Festival d’arts vivants
Libérer l’imaginaire et nourrir les luttes
Ici s’ouvre une brèche d’où exulte l’apparition de possibles alternatifs indociles. À l’étouffement de l’étroitesse, s’oppose le décloisonnement entre le futuriste et l’ancestral, le très réel et le surnaturel et entre le mythique et le banal.
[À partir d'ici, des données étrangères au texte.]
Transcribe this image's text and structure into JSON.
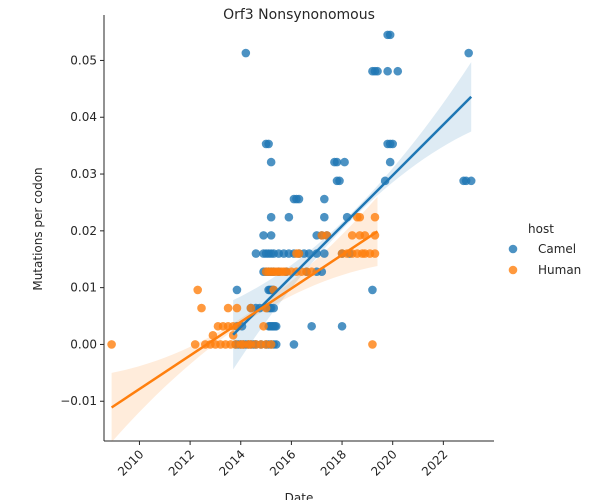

Chien-homme, transes célestes et plancton fabulé; le cri guttural est celui des zombies qui veulent vivre et la fête des monstres se dresse en front à l’horreur véritable. À la conformité malveillante et à la cruauté normalisée, s’oppose l’affirmation du fièrement étrange, le régal du débordement: On couvre d’amour les bizarres, on écartèle les injonctions lâches, on défroque la culture hégémonique blanche et on mange des pizzas pour que demain soit barbouillées nos gueules extra-terrestres de délices ruisselants.
Car à côté des luttes sociales et politiques se joue une bataille tout aussi déterminante : celle de l’imaginaire. Une lutte intime et collective qui nourrit nos mouvements, réanime les chairs et prépare les victoires. Les 12 projets de la 20e édition, rassemblés par JJ Houle, Camille Huang, Sovann Rochon-Prom Tep et Claudel Doucet, nous proposent autant de vaisseaux sensibles vers des rêves magistraux où s’espérer toujours plus lumineuses, solidaires et joyeux.
Parce que se réapproprier la force de nos imaginaires est politique, nous souhaitons partager la pizza avec vous.